Typisch Hollands fenomeen uit de gratie: nog maar 13 procent kiest voor thuisbevalling
Aangemaakt op in zorgnieuws / algemeenSteeds minder vrouwen bevallen thuis. Uit de laatste cijfers van de Stichting Perined uit 2015 blijkt dat 13 procent van de moeders thuis hun kind kreeg, tegenover 23 procent tien jaar eerder.
In 2015 bevielen 166.733 vrouwen van 169.267 kinderen. Van alle vrouwen beviel 71 procent onder verantwoordelijkheid van een gynaecoloog, 29 procent deed dat onder verantwoordelijkheid van een verloskundige of huisarts. Van die laatste groep werd 13 procent doorverwezen naar het ziekenhuis. De overige 13 procent beviel thuis, 2,4 procent in een geboortecentrum.
In 2015 overleed 7 procent van de kinderen in de periode van de zwangerschap (gemeten vanaf 22 weken) tot 28 dagen na de geboorte. In 2014 bedroeg het sterftecijfer 7,8 procent.

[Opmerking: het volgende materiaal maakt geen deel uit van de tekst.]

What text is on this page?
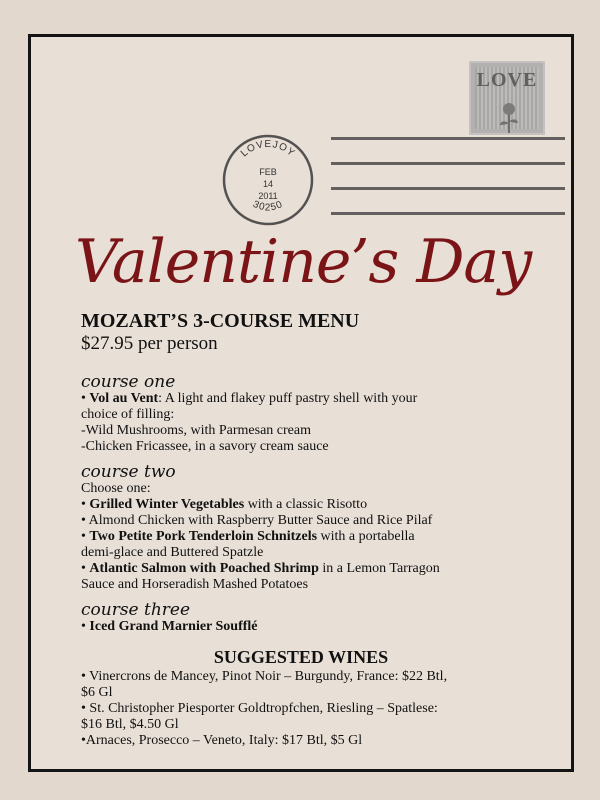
LOVE
LOVEJOY
FEB
14
2011
30250
Valentine’s Day
MOZART’S 3-COURSE MENU
$27.95 per person
course one
• Vol au Vent: A light and flakey puff pastry shell with your
choice of filling:
-Wild Mushrooms, with Parmesan cream
-Chicken Fricassee, in a savory cream sauce
course two
Choose one:
• Grilled Winter Vegetables with a classic Risotto
• Almond Chicken with Raspberry Butter Sauce and Rice Pilaf
• Two Petite Pork Tenderloin Schnitzels with a portabella
demi-glace and Buttered Spatzle
• Atlantic Salmon with Poached Shrimp in a Lemon Tarragon
Sauce and Horseradish Mashed Potatoes
course three
• Iced Grand Marnier Soufflé
SUGGESTED WINES
• Vinercrons de Mancey, Pinot Noir – Burgundy, France: $22 Btl,
$6 Gl
• St. Christopher Piesporter Goldtropfchen, Riesling – Spatlese:
$16 Btl, $4.50 Gl
•Arnaces, Prosecco – Veneto, Italy: $17 Btl, $5 Gl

Perined is een samenwerkingsverband van vijf beroepsorganisaties in Nederland die zich bezighouden met de perinatale zorg. Jaarlijks publiceren ze een jaarboek met onder meer cijfers over bevallingen.
Verwoede discussie
De thuisbevalling is een typisch Nederlands fenomeen, net zoals kraamzorg aan huis. In het buitenland is de ziekenhuisbevalling vaak de norm. De locatie van bevallingen leidt hier al jaren tot discussie.
Voorstanders van de thuisbevalling verwijzen naar een onderzoek van TNO uit 2008 waaruit blijkt dat 70 procent van de ouders graag thuis een kind krijgt. Dat toch steeds meer vrouwen in het ziekenhuis bevallen, heeft volgens deze groep te maken met een groeiend aantal doorverwijzingen. Of omdat vrouwen door een gebrek aan ziekenhuizen in de buurt ver moeten reizen. Of omdat ze bang gemaakt zouden zijn door de stroom negatieve artikelen over thuisbevallen.
Tegenstanders van de thuisbevalling stellen dat het veel veiliger is om in het ziekenhuis te bevallen, vooral omdat daar specialistische hulp aanwezig is. Ook is er dan voldoende mogelijkheid voor goede pijnbestrijding. Het relatief hoge babysterftecijfer in Nederland zou volgens diezelfde tegenstanders te maken hebben met de wens van vrouwen om thuis te bevallen.
Het laatste, officiële vergelijkende onderzoek uit 2010 toonde aan dat Nederland op vijf landen na de hoogste babysterfte heeft van Europa: 9 op de 1.000 kinderen sterven vlak voor, tijdens of na de geboorte. Sindsdien zijn de cijfers gedaald, maar het is nog niet duidelijk wat dit betekent voor de positie. Vooralsnog lijkt Nederland in de middenmoot beland.
Twee gescheiden werelden
Verloskundigen en gynaecologen vormen in Nederland van oudsher twee gescheiden werelden. De verloskundige deed vroeger vooral thuisbevallingen, terwijl de gynaecoloog in het ziekenhuis werkte. Nadat bekend was geworden dat Nederland slecht presteerde op het gebied van de babysterfte, vochten de beroepsverenigingen van verloskundigen en gynaecologen elkaar de tent uit bij het aanwijzen van de oorzaken en oplossingen.
Vorig jaar barstte de bom nadat de vereniging van verloskundigen, de KNOV, boos was opgestapt uit een club die de geboortezorg moet verbeteren. Ook stemde de KNOV tegen een plan om de integrale geboortezorg tot stand te brengen. Een plan waaraan ze zelf twee jaar werkten.